C’est un procès qui est en train de se dérouler et qui concerne un homme accusé de détournement de deniers publics et d’autres délits. Nos concitoyens le suivent et se rendent de plus en plus compte que ce n’étaient pas de fausses accusations qui sont portées contre le maire de Dakar, parce que des actes compromettants ont été posés. Donc, la justice va trancher. Encore une fois, il n’y a rien de politique dans le procès, même s’il engage des acteurs politiques. Au tribunal, on n’a pas demandé à Khalifa Sall s’il est candidat ou s’il est même du Parti socialiste (Ps) ou de Benno bokk yakaar.
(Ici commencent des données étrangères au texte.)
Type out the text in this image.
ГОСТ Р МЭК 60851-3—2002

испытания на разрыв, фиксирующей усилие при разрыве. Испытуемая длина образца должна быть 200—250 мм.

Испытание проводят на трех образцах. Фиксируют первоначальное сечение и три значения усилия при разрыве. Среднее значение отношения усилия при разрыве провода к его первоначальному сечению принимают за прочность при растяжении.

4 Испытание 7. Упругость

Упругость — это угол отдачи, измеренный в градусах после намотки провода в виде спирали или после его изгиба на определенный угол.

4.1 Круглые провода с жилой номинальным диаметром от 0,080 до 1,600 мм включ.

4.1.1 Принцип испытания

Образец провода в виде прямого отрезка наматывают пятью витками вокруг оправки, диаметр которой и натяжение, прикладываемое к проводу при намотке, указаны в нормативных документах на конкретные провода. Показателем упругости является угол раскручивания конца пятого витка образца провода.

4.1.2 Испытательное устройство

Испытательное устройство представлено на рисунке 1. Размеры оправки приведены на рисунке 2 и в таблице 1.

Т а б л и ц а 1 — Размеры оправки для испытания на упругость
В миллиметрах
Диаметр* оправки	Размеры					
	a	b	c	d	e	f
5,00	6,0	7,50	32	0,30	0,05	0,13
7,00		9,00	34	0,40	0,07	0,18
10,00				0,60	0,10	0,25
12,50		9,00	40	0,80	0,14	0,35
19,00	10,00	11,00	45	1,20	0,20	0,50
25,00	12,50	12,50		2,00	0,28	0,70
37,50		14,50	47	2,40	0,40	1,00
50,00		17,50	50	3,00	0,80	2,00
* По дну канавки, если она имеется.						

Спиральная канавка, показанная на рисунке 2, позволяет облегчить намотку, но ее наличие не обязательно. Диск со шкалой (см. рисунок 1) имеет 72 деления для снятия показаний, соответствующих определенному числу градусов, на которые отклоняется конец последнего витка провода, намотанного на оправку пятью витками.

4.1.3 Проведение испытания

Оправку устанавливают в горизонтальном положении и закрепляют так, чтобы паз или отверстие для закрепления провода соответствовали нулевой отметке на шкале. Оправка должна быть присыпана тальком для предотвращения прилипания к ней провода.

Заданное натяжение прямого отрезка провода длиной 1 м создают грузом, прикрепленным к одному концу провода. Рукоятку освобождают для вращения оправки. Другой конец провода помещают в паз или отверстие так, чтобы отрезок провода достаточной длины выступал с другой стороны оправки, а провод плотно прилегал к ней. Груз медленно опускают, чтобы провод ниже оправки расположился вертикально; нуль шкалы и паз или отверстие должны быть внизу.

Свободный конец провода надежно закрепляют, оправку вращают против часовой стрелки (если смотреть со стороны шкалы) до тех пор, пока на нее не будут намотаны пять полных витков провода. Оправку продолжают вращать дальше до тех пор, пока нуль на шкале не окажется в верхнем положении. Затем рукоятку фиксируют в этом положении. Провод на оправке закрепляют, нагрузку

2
Des noms sont cités dans le procès dont celui du Président Macky Sall qui aurait sollicité le maire de Dakar à travers la caisse d’avance. Il y a aussi Abdou Mbow qu’on cite, ou encore Youssou Ndour et bien d’autres… Votre position là-dessus ?
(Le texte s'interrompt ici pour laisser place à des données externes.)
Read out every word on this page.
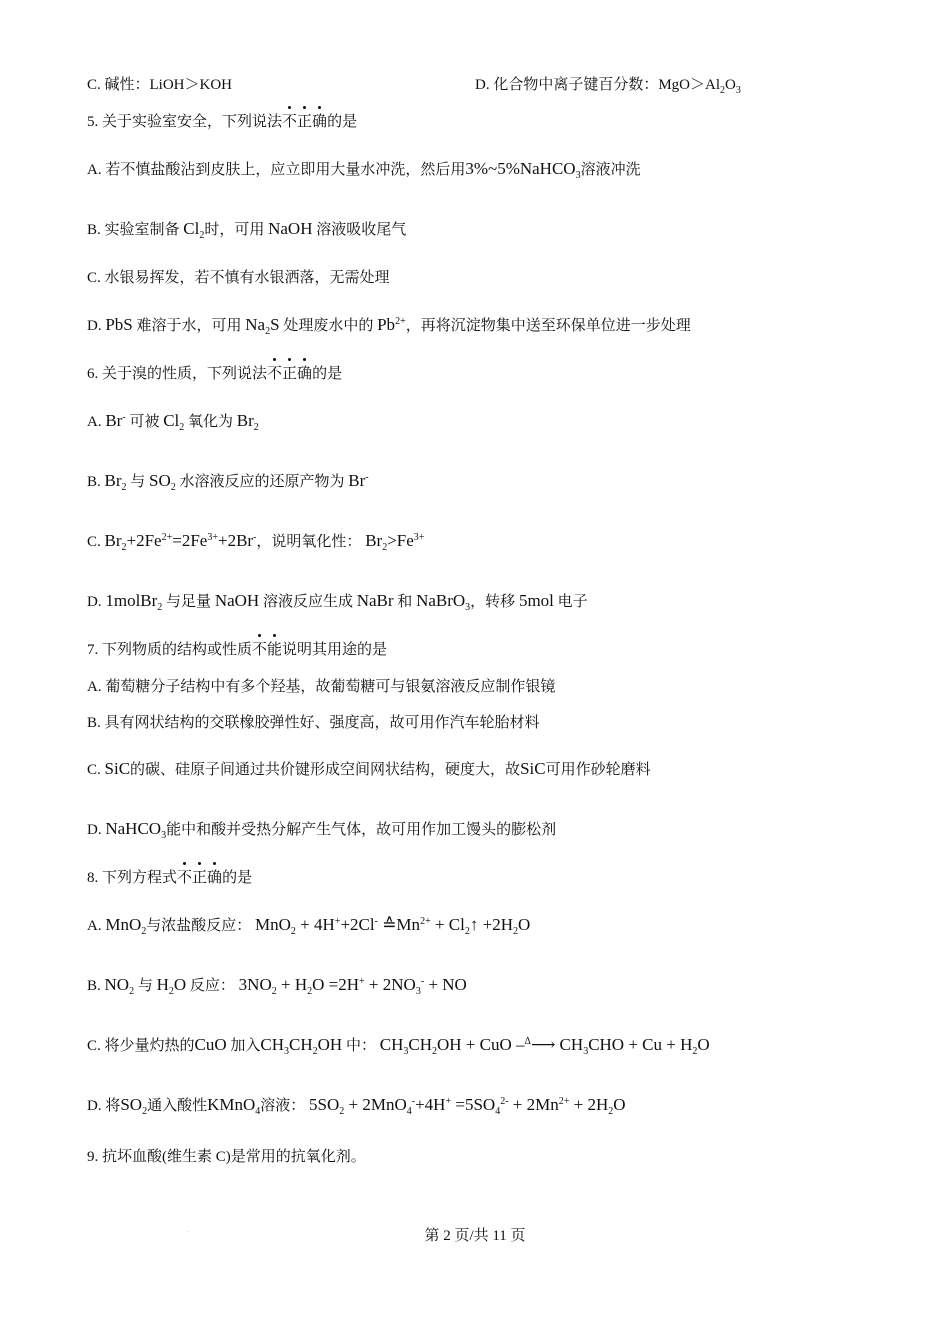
C. 碱性：LiOH＞KOH	D. 化合物中离子键百分数：$MgO>Al_2O_3$
5. 关于实验室安全，下列说法不正确的是
A. 若不慎盐酸沾到皮肤上，应立即用大量水冲洗，然后用3%~5%NaHCO$_3$溶液冲洗
B. 实验室制备 $Cl_2$时，可用 NaOH 溶液吸收尾气
C. 水银易挥发，若不慎有水银洒落，无需处理
D. PbS 难溶于水，可用 $Na_2S$ 处理废水中的 $Pb^{2+}$，再将沉淀物集中送至环保单位进一步处理
6. 关于溴的性质，下列说法不正确的是
A. Br- 可被 $Cl_2$ 氧化为 $Br_2$
B. $Br_2$ 与 $SO_2$ 水溶液反应的还原产物为 Br-
C. $Br_2+2Fe^{2+}=2Fe^{3+}+2Br^-$，说明氧化性： $Br_2>Fe^{3+}$
D. 1molBr$_2$ 与足量 NaOH 溶液反应生成 NaBr 和 NaBrO$_3$，转移 5mol 电子
7. 下列物质的结构或性质不能说明其用途的是
A. 葡萄糖分子结构中有多个羟基，故葡萄糖可与银氨溶液反应制作银镜
B. 具有网状结构的交联橡胶弹性好、强度高，故可用作汽车轮胎材料
C. SiC的碳、硅原子间通过共价键形成空间网状结构，硬度大，故SiC可用作砂轮磨料
D. NaHCO$_3$能中和酸并受热分解产生气体，故可用作加工馒头的膨松剂
8. 下列方程式不正确的是
A. MnO$_2$与浓盐酸反应： MnO$_2$ + 4H++2Cl- $≙Mn^{2+}$ + $Cl_2↑ +2H_2O$
B. $NO_2$ 与 $H_2O$ 反应： $3NO_2 + H_2O =2H^+ + 2NO_3^-$ + NO
C. 将少量灼热的CuO 加入$CH_3CH_2OH$ 中： $CH_3CH_2OH$ + CuO –$^\Delta$⟶ $CH_3CHO + Cu + H_2O$
D. 将$SO_2$通入酸性KMnO$_4$溶液： $5SO_2 + 2MnO_4^-+4H^+ =5SO_4^{2-} + 2Mn^{2+} + 2H_2O$
9. 抗坏血酸(维生素 C)是常用的抗氧化剂。
.	第 2 页/共 11 页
En vérité, la stratégie de la défense consiste tout simplement à mouiller pas mal de personnalités. Mais, si nous en revenons aux principes, il est trop simple de défendre avoir donné au Président Macky Sall ou à Youssou Ndour de l’argent. Une telle position ne peut pas le dédouaner. Je pense qu’à Dmedia, si le comptable détourne de l’argent pour le donner aux journalistes, il est le seul responsable de son acte.
Donc, je pense que lorsque l’on procède à des dons, quand on a l’intention d’aider une personne, si c’est fondé sur la bonté et la générosité, cela devrait se faire à partir de fonds propres. Mais, pas des fonds publics. En wolof, il y a une expression qui dit : « mayel lo mom » (offre de ce qui t’appartient en propre : Ndlr). Imaginez que je vous offre une voiture à la suite de notre rencontre…
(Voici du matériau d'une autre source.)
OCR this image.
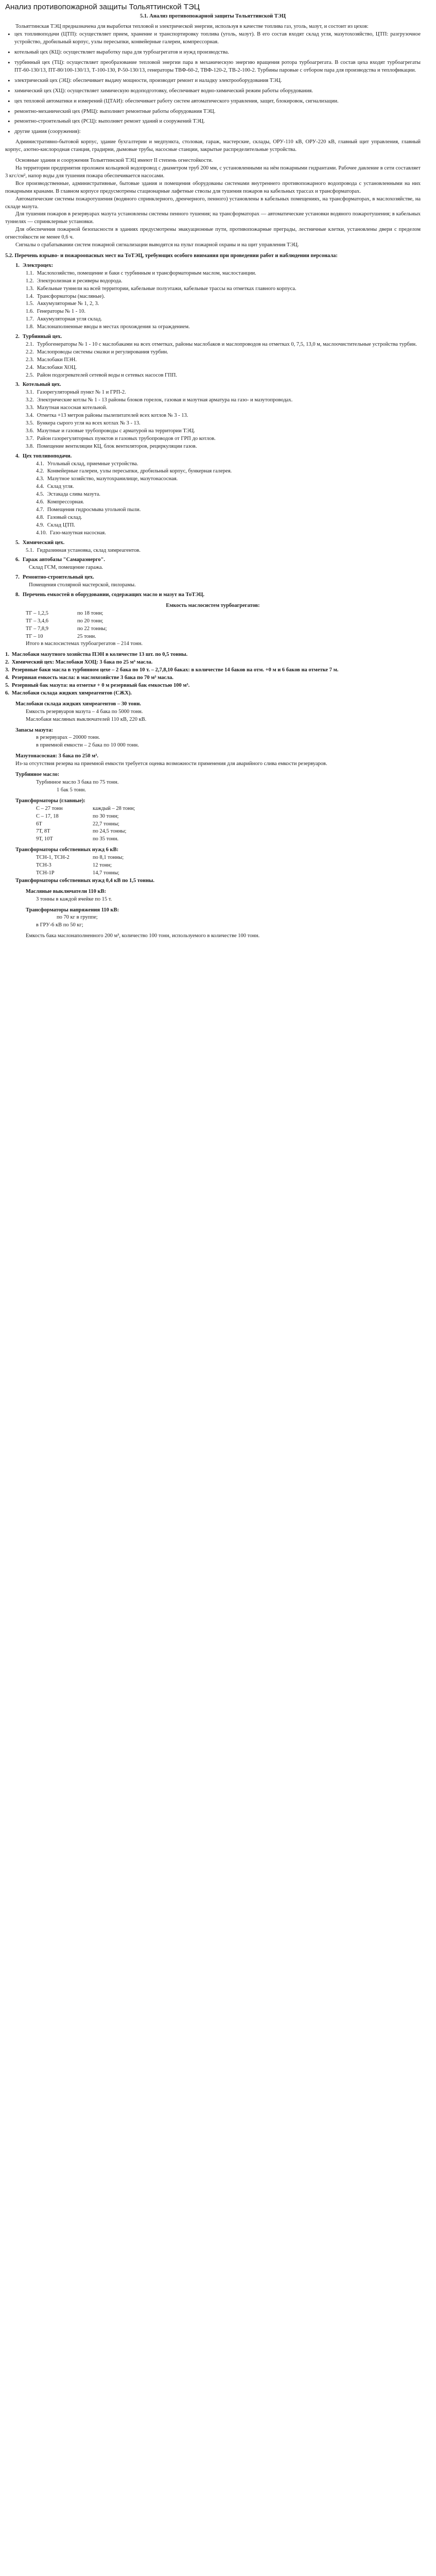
Анализ противопожарной защиты Тольяттинской ТЭЦ

5.1. Анализ противопожарной защиты Тольяттинской ТЭЦ

Тольяттинская ТЭЦ предназначена для выработки тепловой и электрической энергии, используя в качестве топлива газ, уголь, мазут, и состоит из цехов:

• цех топливоподачи (ЦТП): осуществляет прием, хранение и транспортировку топлива (уголь, мазут). В его состав входят склад угля, мазутохозяйство, ЦТП: разгрузочное устройство, дробильный корпус, узлы пересыпки, конвейерные галереи, компрессорная.
• котельный цех (КЦ): осуществляет выработку пара для турбоагрегатов и нужд производства.
• турбинный цех (ТЦ): осуществляет преобразование тепловой энергии пара в механическую энергию вращения ротора турбоагрегата. В состав цеха входят турбоагрегаты ПТ-60-130/13, ПТ-80/100-130/13, Т-100-130, Р-50-130/13, генераторы ТВФ-60-2, ТВФ-120-2, ТВ-2-100-2. Турбины паровые с отбором пара для производства и теплофикации.
• электрический цех (ЭЦ): обеспечивает выдачу мощности, производит ремонт и наладку электрооборудования ТЭЦ.
• химический цех (ХЦ): осуществляет химическую водоподготовку, обеспечивает водно-химический режим работы оборудования.
• цех тепловой автоматики и измерений (ЦТАИ): обеспечивает работу систем автоматического управления, защит, блокировок, сигнализации.
• ремонтно-механический цех (РМЦ): выполняет ремонтные работы оборудования ТЭЦ.
• ремонтно-строительный цех (РСЦ): выполняет ремонт зданий и сооружений ТЭЦ.
• другие здания (сооружения):

Административно-бытовой корпус, здание бухгалтерии и медпункта, столовая, гараж, мастерские, склады, ОРУ-110 кВ, ОРУ-220 кВ, главный щит управления, главный корпус, азотно-кислородная станция, градирни, дымовые трубы, насосные станции, закрытые распределительные устройства.

Основные здания и сооружения Тольяттинской ТЭЦ имеют II степень огнестойкости.

На территории предприятия проложен кольцевой водопровод с диаметром труб 200 мм, с установленными на нём пожарными гидрантами. Рабочее давление в сети составляет 3 кгс/см², напор воды для тушения пожара обеспечивается насосами.

Все производственные, административные, бытовые здания и помещения оборудованы системами внутреннего противопожарного водопровода с установленными на них пожарными кранами. В главном корпусе предусмотрены стационарные лафетные стволы для тушения пожаров на кабельных трассах и трансформаторах.

Автоматические системы пожаротушения (водяного спринклерного, дренчерного, пенного) установлены в кабельных помещениях, на трансформаторах, в маслохозяйстве, на складе мазута.

Для тушения пожаров в резервуарах мазута установлены системы пенного тушения; на трансформаторах — автоматические установки водяного пожаротушения; в кабельных туннелях — спринклерные установки.

Для обеспечения пожарной безопасности в зданиях предусмотрены эвакуационные пути, противопожарные преграды, лестничные клетки, установлены двери с пределом огнестойкости не менее 0,6 ч.

Сигналы о срабатывании систем пожарной сигнализации выводятся на пульт пожарной охраны и на щит управления ТЭЦ.

5.2. Перечень взрыво- и пожароопасных мест на ТоТЭЦ, требующих особого внимания при проведении работ и наблюдении персонала:

1. Электроцех:

1.1. Маслохозяйство, помещение и баки с турбинным и трансформаторным маслом, маслостанции.

1.2. Электролизная и ресиверы водорода.

1.3. Кабельные туннели на всей территории, кабельные полуэтажи, кабельные трассы на отметках главного корпуса.

1.4. Трансформаторы (масляные).

1.5. Аккумуляторные № 1, 2, 3.

1.6. Генераторы № 1 - 10.

1.7. Аккумуляторная угля склад.

1.8. Маслонаполненные вводы в местах прохождения за ограждением.

2. Турбинный цех.

2.1. Турбогенераторы № 1 - 10 с маслобаками на всех отметках, районы маслобаков и маслопроводов на отметках 0, 7,5, 13,0 м, маслоочистительные устройства турбин.

2.2. Маслопроводы системы смазки и регулирования турбин.

2.3. Маслобаки ПЭН.

2.4. Маслобаки ХОЦ.

2.5. Район подогревателей сетевой воды и сетевых насосов ГПП.

3. Котельный цех.

3.1. Газорегуляторный пункт № 1 и ГРП-2.

3.2. Электрические котлы № 1 - 13 районы блоков горелок, газовая и мазутная арматура на газо- и мазутопроводах.

3.3. Мазутная насосная котельной.

3.4. Отметка +13 метров районы пылепитателей всех котлов № 3 - 13.

3.5. Бункера сырого угля на всех котлах № 3 - 13.

3.6. Мазутные и газовые трубопроводы с арматурой на территории ТЭЦ.

3.7. Район газорегуляторных пунктов и газовых трубопроводов от ГРП до котлов.

3.8. Помещение вентиляции КЦ, блок вентиляторов, рециркуляции газов.

4. Цех топливоподачи.

4.1. Угольный склад, приемные устройства.

4.2. Конвейерные галереи, узлы пересыпки, дробильный корпус, бункерная галерея.

4.3. Мазутное хозяйство, мазутохранилище, мазутонасосная.

4.4. Склад угля.

4.5. Эстакада слива мазута.

4.6. Компрессорная.

4.7. Помещения гидросмыва угольной пыли.

4.8. Газовый склад.

4.9. Склад ЦТП.

4.10. Газо-мазутная насосная.

5. Химический цех.

5.1. Гидразинная установка, склад химреагентов.

6. Гараж автобазы "Самараэнерго".

Склад ГСМ, помещение гаража.

7. Ремонтно-строительный цех.

Помещения столярной мастерской, пилорамы.

8. Перечень емкостей в оборудовании, содержащих масло и мазут на ТоТЭЦ.

Емкость маслосистем турбоагрегатов:

ТГ – 1,2,5	по 18 тонн;

ТГ – 3,4,6	по 20 тонн;

ТГ – 7,8,9	по 22 тонны;

ТГ – 10	25 тонн.

Итого в маслосистемах турбоагрегатов – 214 тонн.

1. Маслобаки мазутного хозяйства ПЭН в количестве 13 шт. по 0,5 тонны.

2. Химический цех: Маслобаки ХОЦ: 3 бака по 25 м³ масла.

3. Резервные баки масла в турбинном цехе – 2 бака по 10 т. – 2,7,8,10 баках: в количестве 14 баков на отм. +0 м и 6 баков на отметке 7 м.

4. Резервная емкость масла: в маслохозяйстве 3 бака по 70 м³ масла.

5. Резервный бак мазута: на отметке + 0 м резервный бак емкостью 100 м³.

6. Маслобаки склада жидких химреагентов (СЖХ).

Маслобаки склада жидких химреагентов – 30 тонн.

Емкость резервуаров мазута – 4 бака по 5000 тонн.

Маслобаки масляных выключателей 110 кВ, 220 кВ.

Запасы мазута:

в резервуарах – 20000 тонн.

в приемной емкости – 2 бака по 10 000 тонн.

Мазутонасосная: 3 бака по 250 м³.

Из-за отсутствия резерва на приемной емкости требуется оценка возможности применения для аварийного слива емкости резервуаров.

Турбинное масло:

Турбинное масло 3 бака по 75 тонн.

1 бак 5 тонн.

Трансформаторы (главные):

С – 27 тонн	каждый – 28 тонн;

С – 17, 18	по 30 тонн;

6Т	22,7 тонны;

7Т, 8Т	по 24,5 тонны;

9Т, 10Т	по 35 тонн.

Трансформаторы собственных нужд 6 кВ:

ТСН-1, ТСН-2	по 8,1 тонны;

ТСН-3	12 тонн;

ТСН-1Р	14,7 тонны;

Трансформаторы собственных нужд 0,4 кВ по 1,5 тонны.

Масляные выключатели 110 кВ:

3 тонны в каждой ячейке по 15 т.

Трансформаторы напряжения 110 кВ:

по 70 кг в группе;

в ГРУ-6 кВ по 50 кг;

Емкость бака маслонаполненного 200 м³, количество 100 тонн, используемого в количестве 100 тонн.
Il est certain que vous seriez content. Mais, si c’est un véhicule de l’État, il est encore certain que ma responsabilité est engagée. L’autre vérité est qu’il y a des fonds dans la nomenclature budgétaire de la mairie de Dakar estimés à 3,5 milliards Cfa par année et dédiés aux soutiens en tout genre. Je pense que le débat au tribunal pourra aider les Sénégalais à comprendre qu’il n’y a rien de politique, car il s’agit de faux et d’usage de faux.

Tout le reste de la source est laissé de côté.